Others have also cited cases where private schools make it compulsory for children to take tuitions after school hours and go on trips they cannot afford.

“In addition to a monthly fee of Rs 300 for one child, the school forced my ward to take tuition for Rs 200. We took the tuition but it failed to improve results,” said Dilshad Ansari, mother of three who runs a small kitchen in her house in Vatva area. She withdrew two of her children, Saniabano and Mohammad, both in Class VII, from Nandish Primary School, a private school nearby, after six years.

Principal of Nandish Primary School Smitaben Shah refuted the allegations. “I do not know who and how many have left my school based on these complaints,” she said.

Sharing the figures of children who had migrated from private schools to Isanpur Municipal School, its principal Veerabhai Patelia said this trend became more evident since 2014-15. “This year, nearly 50 such students got admission from Class II to VIII, 25 each in our two schools running in morning and afternoon shifts. In the last two years, nearly 40 students each year registered similar admissions,” said Patelia. The school offers only Gujarati medium in both shifts.

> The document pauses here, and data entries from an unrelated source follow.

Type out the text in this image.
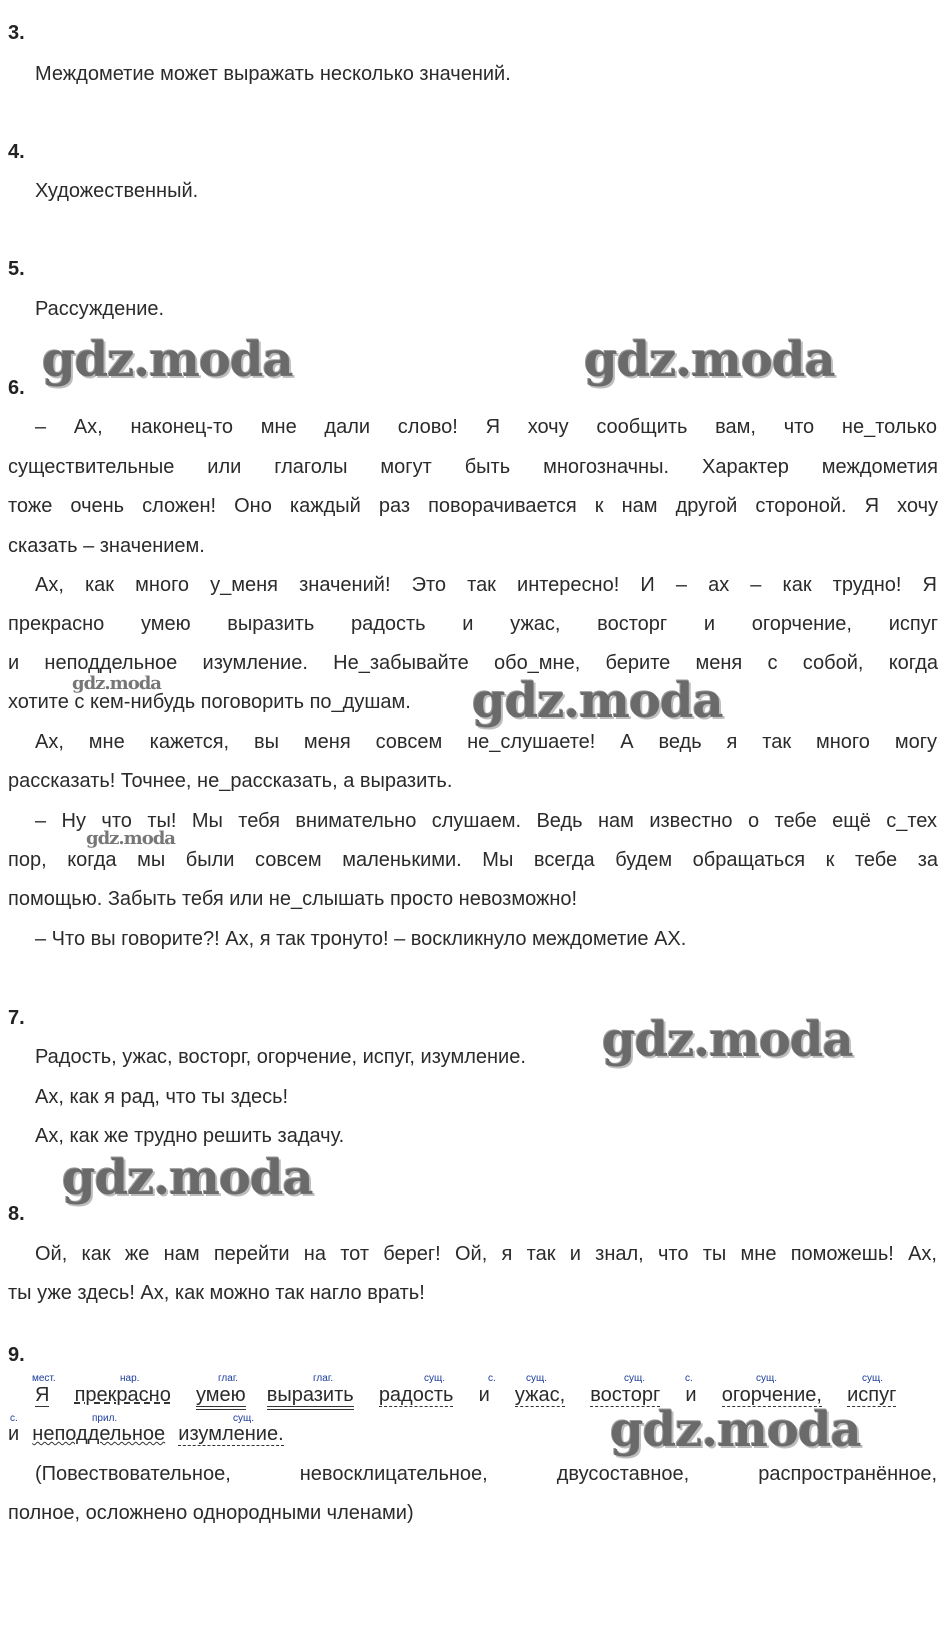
3.
Междометие может выражать несколько значений.
4.
Художественный.
5.
Рассуждение.
6.
– Ах, наконец-то мне дали слово! Я хочу сообщить вам, что не_только
существительные или глаголы могут быть многозначны. Характер междометия
тоже очень сложен! Оно каждый раз поворачивается к нам другой стороной. Я хочу
сказать – значением.
Ах, как много у_меня значений! Это так интересно! И – ах – как трудно! Я
прекрасно умею выразить радость и ужас, восторг и огорчение, испуг
и неподдельное изумление. Не_забывайте обо_мне, берите меня с собой, когда
хотите с кем-нибудь поговорить по_душам.
Ах, мне кажется, вы меня совсем не_слушаете! А ведь я так много могу
рассказать! Точнее, не_рассказать, а выразить.
– Ну что ты! Мы тебя внимательно слушаем. Ведь нам известно о тебе ещё с_тех
пор, когда мы были совсем маленькими. Мы всегда будем обращаться к тебе за
помощью. Забыть тебя или не_слышать просто невозможно!
– Что вы говорите?! Ах, я так тронуто! – воскликнуло междометие АХ.
7.
Радость, ужас, восторг, огорчение, испуг, изумление.
Ах, как я рад, что ты здесь!
Ах, как же трудно решить задачу.
8.
Ой, как же нам перейти на тот берег! Ой, я так и знал, что ты мне поможешь! Ах,
ты уже здесь! Ах, как можно так нагло врать!
9.
мест.	нар.	глаг.	глаг.	сущ.	с.	сущ.	сущ.	с.	сущ.	сущ.
Я прекрасно умею выразить радость и ужас, восторг и огорчение, испуг
с.	прил.	сущ.
и неподдельное изумление.
(Повествовательное, невосклицательное, двусоставное, распространённое,
полное, осложнено однородными членами)
gdz.moda	gdz.moda
gdz.moda	gdz.moda
gdz.moda
gdz.moda
gdz.moda
gdz.moda
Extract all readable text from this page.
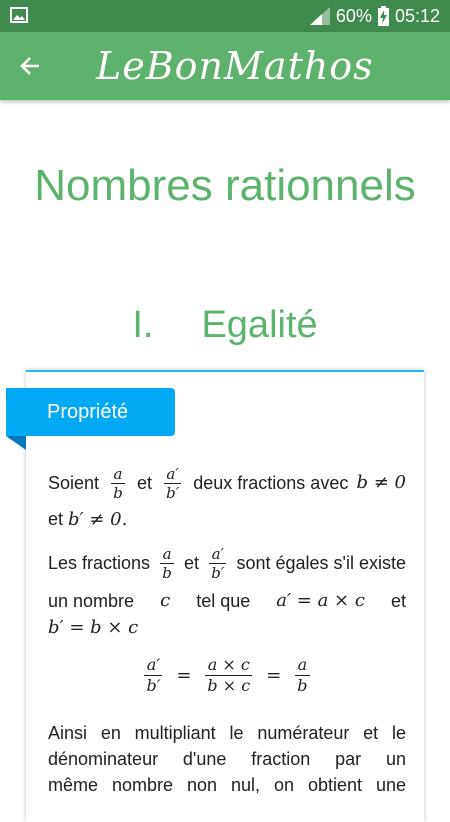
60% 05:12
LeBonMathos
Nombres rationnels
I. Egalité
Propriété
Soient $\frac{a}{b}$ et $\frac{a'}{b'}$ deux fractions avec b ≠ 0
et b′ ≠ 0.
Les fractions $\frac{a}{b}$ et $\frac{a'}{b'}$ sont égales s'il existe
un nombre c tel que a′ = a × c et
b′ = b × c
$\frac{a'}{b'} = \frac{a \times c}{b \times c} = \frac{a}{b}$
Ainsi en multipliant le numérateur et le
dénominateur d'une fraction par un
même nombre non nul, on obtient une
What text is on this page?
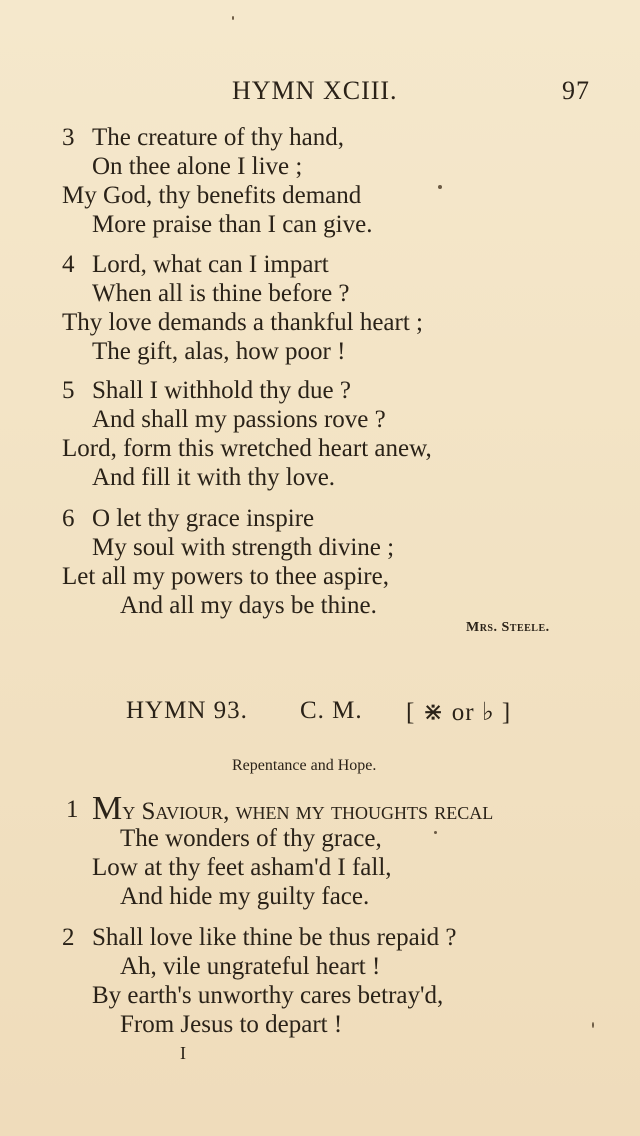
HYMN XCIII.	97
3 The creature of thy hand,
On thee alone I live ;
My God, thy benefits demand
More praise than I can give.
4 Lord, what can I impart
When all is thine before ?
Thy love demands a thankful heart ;
The gift, alas, how poor !
5 Shall I withhold thy due ?
And shall my passions rove ?
Lord, form this wretched heart anew,
And fill it with thy love.
6 O let thy grace inspire
My soul with strength divine ;
Let all my powers to thee aspire,
And all my days be thine.
Mrs. Steele.
HYMN 93. C. M. [ ⋇ or ♭ ]
Repentance and Hope.
1 My Saviour, when my thoughts recal
The wonders of thy grace,
Low at thy feet asham'd I fall,
And hide my guilty face.
2 Shall love like thine be thus repaid ?
Ah, vile ungrateful heart !
By earth's unworthy cares betray'd,
From Jesus to depart !
I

Asked if the Gujarat Self Financed Schools (Regulation of Fees) Act 2017 had helped boost this shift, Education Minister Bhupendrasinh Chudasama said, “It is not fee regulation but better infrastructure and quality of education at our municipal schools. The results of an effort in the social sector like education are not instantly evident, but takes years. So our continuous efforts of all these years have started showing positive results.”

AMC-run English-medium schools offering nursery and KG were started in 2013, with the first school coming up in Shahpur. The numbers rose to 4, 5 and 8 in 2016, 2017 and 2018, respectively.

Seven-year-old Nirav Bharwad shifted from Balkrishna Vidyalaya to Saraspur Municipal School number 26 in Class II. Four other children were also transferred from this school to the same municipal school.

“He hardly learned anything in the private school despite the fees of Rs 300-350 a month. We know education at municipal schools is good since my other two sons have completed Class V and VIII from the same municipal school,” said Nirav’s mother Saritaben Bharwad, whose husband works at a printing press.

Anant Upadhyay, spokesperson and a senior teacher at Balkrishna Vidyalaya, a higher secondary grant-in-aid school, said, “We do not have vacancies across classes. I do not know any student from our school who has shifted to municipal schools.”

However, replying to more questions, he cited income of parents as a reason. “Since people with low income live here, at times they fail to afford the fee. This is the only reason they leave,” he said.